La première semaine correspond encore, pour la plupart des patientes, à une période d’arrêt. Le NHS indique qu’il faut souvent prévoir 2 à 3 semaines d’arrêt de travail après une réduction mammaire, et BAPRAS parle aussi de 2 à 3 semaines avec aide nécessaire pour certaines tâches pendant les deux premières semaines. Le NHS précise également qu’il ne faut pas conduire tant qu’il reste douloureux de porter une ceinture de sécurité, ce qui peut prendre plusieurs semaines.

Quels signes doivent faire recontacter rapidement l’équipe opératoire ?

Il faut recontacter rapidement le chirurgien ou la clinique en cas de douleur qui s’aggrave franchement, de fièvre, de rougeur importante, d’écoulement, de saignement important, de gonflement très asymétrique ou de malaise inhabituel.
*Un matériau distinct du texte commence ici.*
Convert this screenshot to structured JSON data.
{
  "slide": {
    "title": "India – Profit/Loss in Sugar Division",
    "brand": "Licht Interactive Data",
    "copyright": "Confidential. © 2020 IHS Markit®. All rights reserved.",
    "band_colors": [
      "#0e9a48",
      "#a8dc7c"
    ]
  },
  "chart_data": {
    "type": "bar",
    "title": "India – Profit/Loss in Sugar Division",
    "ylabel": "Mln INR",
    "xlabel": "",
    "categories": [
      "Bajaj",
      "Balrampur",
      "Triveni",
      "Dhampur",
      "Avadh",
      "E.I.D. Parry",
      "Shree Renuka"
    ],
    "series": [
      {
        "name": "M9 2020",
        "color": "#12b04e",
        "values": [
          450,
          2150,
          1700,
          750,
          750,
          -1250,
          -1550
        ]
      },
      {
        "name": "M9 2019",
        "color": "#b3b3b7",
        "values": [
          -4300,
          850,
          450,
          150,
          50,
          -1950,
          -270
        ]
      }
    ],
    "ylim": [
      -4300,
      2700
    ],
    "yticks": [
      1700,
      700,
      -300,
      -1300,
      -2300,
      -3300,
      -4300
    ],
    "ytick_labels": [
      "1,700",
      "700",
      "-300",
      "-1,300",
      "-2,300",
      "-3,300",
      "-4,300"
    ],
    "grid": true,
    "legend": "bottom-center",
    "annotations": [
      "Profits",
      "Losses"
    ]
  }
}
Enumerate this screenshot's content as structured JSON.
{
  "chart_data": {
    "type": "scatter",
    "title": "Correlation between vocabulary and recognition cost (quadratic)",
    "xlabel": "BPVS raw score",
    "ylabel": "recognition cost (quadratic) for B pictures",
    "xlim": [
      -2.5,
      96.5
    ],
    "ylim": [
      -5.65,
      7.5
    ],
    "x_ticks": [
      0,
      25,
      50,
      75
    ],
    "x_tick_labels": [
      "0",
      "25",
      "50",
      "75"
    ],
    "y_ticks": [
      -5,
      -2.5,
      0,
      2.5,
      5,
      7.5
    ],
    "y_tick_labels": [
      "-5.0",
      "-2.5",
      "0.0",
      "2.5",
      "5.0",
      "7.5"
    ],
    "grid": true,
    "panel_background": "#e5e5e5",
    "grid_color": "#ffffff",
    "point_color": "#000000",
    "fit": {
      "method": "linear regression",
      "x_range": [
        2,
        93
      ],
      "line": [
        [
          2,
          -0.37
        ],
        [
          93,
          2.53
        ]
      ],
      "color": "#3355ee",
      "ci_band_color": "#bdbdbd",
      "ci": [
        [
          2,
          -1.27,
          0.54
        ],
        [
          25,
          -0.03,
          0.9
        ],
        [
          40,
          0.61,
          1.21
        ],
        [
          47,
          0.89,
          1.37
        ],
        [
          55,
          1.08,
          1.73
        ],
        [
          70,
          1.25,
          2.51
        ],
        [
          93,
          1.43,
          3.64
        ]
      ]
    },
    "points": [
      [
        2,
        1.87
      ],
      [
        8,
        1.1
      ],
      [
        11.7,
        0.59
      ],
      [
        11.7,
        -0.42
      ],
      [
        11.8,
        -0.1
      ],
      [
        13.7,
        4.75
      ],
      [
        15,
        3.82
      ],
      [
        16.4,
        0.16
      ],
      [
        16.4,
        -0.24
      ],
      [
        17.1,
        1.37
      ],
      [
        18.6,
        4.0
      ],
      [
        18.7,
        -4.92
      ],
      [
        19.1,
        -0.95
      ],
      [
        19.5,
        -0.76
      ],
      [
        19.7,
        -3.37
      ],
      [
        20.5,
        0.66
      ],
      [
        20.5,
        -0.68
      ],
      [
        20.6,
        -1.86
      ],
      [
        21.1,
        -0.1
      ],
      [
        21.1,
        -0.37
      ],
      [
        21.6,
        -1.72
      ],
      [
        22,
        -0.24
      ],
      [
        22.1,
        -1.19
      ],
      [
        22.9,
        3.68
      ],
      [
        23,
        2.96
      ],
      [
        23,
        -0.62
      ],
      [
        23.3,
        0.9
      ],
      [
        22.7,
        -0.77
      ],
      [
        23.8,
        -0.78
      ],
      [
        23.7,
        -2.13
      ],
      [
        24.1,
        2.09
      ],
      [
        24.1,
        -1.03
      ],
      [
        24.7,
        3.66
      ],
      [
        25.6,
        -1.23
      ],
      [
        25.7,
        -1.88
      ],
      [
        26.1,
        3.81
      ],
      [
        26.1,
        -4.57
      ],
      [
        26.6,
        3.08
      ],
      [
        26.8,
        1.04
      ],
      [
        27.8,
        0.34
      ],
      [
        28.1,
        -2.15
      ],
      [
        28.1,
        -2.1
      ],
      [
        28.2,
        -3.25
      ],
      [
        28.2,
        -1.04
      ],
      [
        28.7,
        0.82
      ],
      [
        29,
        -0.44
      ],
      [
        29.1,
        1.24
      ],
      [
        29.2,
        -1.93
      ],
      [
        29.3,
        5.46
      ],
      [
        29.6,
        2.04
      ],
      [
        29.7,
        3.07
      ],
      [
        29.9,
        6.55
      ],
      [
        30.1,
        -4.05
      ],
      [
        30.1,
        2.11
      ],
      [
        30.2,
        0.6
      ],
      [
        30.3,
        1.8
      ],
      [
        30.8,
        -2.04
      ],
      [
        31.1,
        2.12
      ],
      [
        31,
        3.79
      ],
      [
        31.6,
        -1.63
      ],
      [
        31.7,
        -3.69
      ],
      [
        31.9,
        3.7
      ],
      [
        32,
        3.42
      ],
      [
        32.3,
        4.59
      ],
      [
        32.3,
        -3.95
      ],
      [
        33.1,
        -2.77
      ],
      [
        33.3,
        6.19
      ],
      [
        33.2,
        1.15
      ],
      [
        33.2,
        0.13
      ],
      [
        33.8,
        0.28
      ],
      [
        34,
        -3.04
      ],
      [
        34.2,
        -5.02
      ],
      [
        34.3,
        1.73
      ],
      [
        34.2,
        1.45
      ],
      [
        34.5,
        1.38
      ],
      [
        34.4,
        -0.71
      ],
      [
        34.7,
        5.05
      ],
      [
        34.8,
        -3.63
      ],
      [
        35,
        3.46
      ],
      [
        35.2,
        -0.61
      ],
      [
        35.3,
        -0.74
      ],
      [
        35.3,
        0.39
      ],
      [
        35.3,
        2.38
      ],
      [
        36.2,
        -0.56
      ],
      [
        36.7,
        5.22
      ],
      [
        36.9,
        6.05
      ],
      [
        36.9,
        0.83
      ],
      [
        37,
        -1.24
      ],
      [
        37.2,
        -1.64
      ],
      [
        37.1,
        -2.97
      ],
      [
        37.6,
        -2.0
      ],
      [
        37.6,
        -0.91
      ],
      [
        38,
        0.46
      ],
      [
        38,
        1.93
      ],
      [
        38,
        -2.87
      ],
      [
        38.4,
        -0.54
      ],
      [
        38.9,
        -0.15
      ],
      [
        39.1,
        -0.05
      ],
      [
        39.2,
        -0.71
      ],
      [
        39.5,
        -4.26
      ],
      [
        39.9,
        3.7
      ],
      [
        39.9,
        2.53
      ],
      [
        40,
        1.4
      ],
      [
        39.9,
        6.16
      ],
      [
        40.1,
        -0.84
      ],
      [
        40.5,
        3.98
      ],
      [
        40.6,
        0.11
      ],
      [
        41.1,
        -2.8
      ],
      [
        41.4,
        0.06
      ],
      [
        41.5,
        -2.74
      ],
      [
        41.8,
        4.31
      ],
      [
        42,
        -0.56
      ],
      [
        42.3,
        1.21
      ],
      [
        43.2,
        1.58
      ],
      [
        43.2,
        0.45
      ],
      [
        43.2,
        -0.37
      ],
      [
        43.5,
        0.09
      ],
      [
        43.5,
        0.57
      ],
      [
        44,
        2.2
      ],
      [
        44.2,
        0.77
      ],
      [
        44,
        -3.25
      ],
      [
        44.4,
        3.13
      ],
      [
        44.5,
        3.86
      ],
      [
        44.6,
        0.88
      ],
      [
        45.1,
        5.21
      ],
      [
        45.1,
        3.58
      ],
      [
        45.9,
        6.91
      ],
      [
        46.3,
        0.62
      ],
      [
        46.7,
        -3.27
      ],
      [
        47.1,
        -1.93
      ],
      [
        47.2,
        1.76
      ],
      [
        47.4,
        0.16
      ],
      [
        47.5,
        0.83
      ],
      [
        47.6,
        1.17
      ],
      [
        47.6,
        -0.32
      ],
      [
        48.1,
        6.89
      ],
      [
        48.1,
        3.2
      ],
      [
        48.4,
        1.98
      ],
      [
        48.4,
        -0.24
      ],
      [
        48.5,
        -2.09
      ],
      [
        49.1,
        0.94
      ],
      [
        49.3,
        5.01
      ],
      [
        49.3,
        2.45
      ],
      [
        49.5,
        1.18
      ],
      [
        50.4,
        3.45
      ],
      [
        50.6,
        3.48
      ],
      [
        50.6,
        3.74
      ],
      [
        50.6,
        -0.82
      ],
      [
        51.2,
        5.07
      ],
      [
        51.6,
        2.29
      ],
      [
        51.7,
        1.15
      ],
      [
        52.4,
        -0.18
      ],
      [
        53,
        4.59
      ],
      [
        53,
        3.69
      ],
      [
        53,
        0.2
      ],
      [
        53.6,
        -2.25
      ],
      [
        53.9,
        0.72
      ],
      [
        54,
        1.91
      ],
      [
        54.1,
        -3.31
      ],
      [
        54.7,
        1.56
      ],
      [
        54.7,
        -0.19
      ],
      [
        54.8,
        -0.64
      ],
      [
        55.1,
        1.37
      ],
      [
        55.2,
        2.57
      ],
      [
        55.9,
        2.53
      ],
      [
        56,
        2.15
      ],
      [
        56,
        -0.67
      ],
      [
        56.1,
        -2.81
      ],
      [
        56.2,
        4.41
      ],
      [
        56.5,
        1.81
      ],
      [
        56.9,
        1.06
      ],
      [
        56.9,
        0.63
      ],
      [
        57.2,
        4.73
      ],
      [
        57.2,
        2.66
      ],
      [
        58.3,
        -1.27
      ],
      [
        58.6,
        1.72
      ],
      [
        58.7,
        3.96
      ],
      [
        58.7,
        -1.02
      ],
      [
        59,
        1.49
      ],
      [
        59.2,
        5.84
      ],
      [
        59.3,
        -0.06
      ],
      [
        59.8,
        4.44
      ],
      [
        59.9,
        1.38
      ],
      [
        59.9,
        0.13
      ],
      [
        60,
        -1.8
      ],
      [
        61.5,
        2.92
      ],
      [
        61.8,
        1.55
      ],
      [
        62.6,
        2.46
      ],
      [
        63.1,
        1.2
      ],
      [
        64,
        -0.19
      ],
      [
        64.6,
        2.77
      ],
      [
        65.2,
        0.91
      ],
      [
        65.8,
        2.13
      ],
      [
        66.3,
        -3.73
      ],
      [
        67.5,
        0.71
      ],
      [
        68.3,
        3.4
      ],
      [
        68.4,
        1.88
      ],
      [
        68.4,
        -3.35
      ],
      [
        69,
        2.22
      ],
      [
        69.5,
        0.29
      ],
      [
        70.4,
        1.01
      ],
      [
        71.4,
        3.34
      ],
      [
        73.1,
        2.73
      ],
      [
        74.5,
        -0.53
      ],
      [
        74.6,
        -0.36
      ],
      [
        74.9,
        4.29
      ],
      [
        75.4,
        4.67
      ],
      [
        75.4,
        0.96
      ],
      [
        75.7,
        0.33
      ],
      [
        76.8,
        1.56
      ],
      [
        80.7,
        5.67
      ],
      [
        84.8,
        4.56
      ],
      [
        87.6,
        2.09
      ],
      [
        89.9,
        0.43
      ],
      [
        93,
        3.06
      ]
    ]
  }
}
Cette recommandation découle des complications postopératoires connues en chirurgie mammaire, notamment saignement, infection ou problème de cicatrisation.

à quoi s’attendre pendant la première semaine ?

La première semaine après une réduction mammaire est surtout une semaine de repos relatif, de gonflement, de douleur modérée, de soutien-gorge de maintien et de prudence dans les gestes. Il est normal de ne pas voir encore le vrai résultat. En pratique, cette période sert surtout à laisser les tissus commencer à cicatriser, à contrôler l’œdème et à reprendre progressivement une vie quotidienne simple sans forcer.